Cannesson M, Attof Y, Rosamel P, Joseph P, Bastien O, Lehot J-J
Hospives Civils de Lyon, Hôpital Louis Pradel, Department of Anesthesiology, Bron, France.
Eur J Anaesthesiol. 2007 Oct;24(10):832-9. doi: 10.1017/S0265021507001056. Epub 2007 Aug 1.
Arterial pulse waveform analysis has been proposed for cardiac output (CO) determination and monitoring without calibration or thermodilution (FloTrac/Vigileo; Edwards Lifesciences, Irvine, CA, USA).

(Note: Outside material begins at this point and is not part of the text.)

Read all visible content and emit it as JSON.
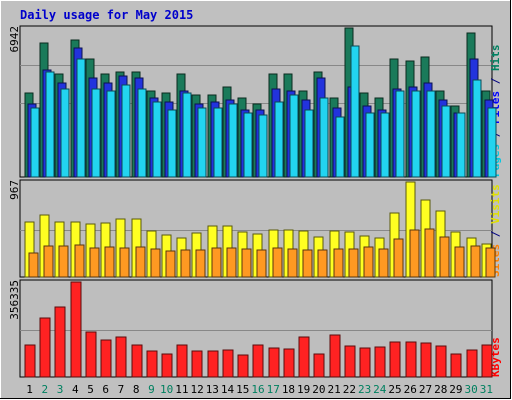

The accuracy and clinical applicability of this technology has not been fully evaluated. We designed this prospective study to compare the accuracy of the FloTrac system (CO(FT)) vs. pulmonary artery catheter standard bolus thermodilution (CO(PAC) ) in patients undergoing coronary artery bypass grafting.
We studied 11 patients referred for coronary artery bypass grafting. CO(FT) and CO(PAC) were determined at six time points in the operating room including before and 5 min after volume expansion (500 mL 6% hetastarch). Measurements were performed on arrival in the intensive care unit and every 4 h afterwards. Bland-Altman analysis was used to assess the agreement between CO(FT) and CO(PAC).
CO(PAC) ranged from 2.0 to 7.6 L min-1 and CO(FT) ranged from 1.9 to 8.2 L min-1. There was a significant relationship between CO(PAC) and CO(FT) (r = 0.662; P < 0.001). Agreement between CO(PAC) and CO(FT) was -0.26 +/- 0.87 L min-1. Volume expansion induced a significant increase in both CO(PAC) and CO(FT) (from 3.4 +/- 0.8 to 4.4 +/- 1.0 L min-1; P < 0.001 and from 3.9 +/- 1.2 to 5.0 +/- 1.1 L min-1; P < 0.001, respectively) and there was a significant relationship between percent change in CO(PAC) and CO(FT) following volume expansion (r = 0.722; P = 0.01).
We found clinically acceptable agreement between CO(FT) and CO(PAC) in this setting. This new device has potential clinical applications.
动脉脉搏波形分析已被用于心输出量(CO)的测定和监测,无需校准或热稀释法(FloTrac/Vigileo;美国加利福尼亚州尔湾市爱德华兹生命科学公司)。该技术的准确性和临床适用性尚未得到充分评估。我们设计了这项前瞻性研究,以比较FloTrac系统(CO(FT))与肺动脉导管标准团注热稀释法(CO(PAC))在接受冠状动脉旁路移植术患者中的准确性。
我们研究了11例接受冠状动脉旁路移植术的患者。在手术室的六个时间点测定CO(FT)和CO(PAC),包括扩容(500 mL 6%羟乙基淀粉)前和扩容后5分钟。在重症监护病房入院时及之后每4小时进行测量。采用Bland-Altman分析评估CO(FT)和CO(PAC)之间的一致性。
CO(PAC)范围为2.0至7.6 L min-1,CO(FT)范围为1.9至8.2 L min-1。CO(PAC)与CO(FT)之间存在显著相关性(r = 0.662;P < 0.001)。CO(PAC)与CO(FT)之间的一致性为-0.26 +/- 0.87 L min-1。扩容使CO(PAC)和CO(FT)均显著增加(分别从3.4 +/- 0.8增至4.4 +/- 1.0 L min-1;P < 0.001,从3.9 +/- 1.2增至5.0 +/- 1.1 L min-1;P < 0.001),扩容后CO(PAC)和CO(FT)的变化百分比之间存在显著相关性(r = 0.722;P = 0.01)。
我们发现在这种情况下,CO(FT)与CO(PAC)之间的一致性在临床上是可接受的。这种新设备具有潜在的临床应用价值。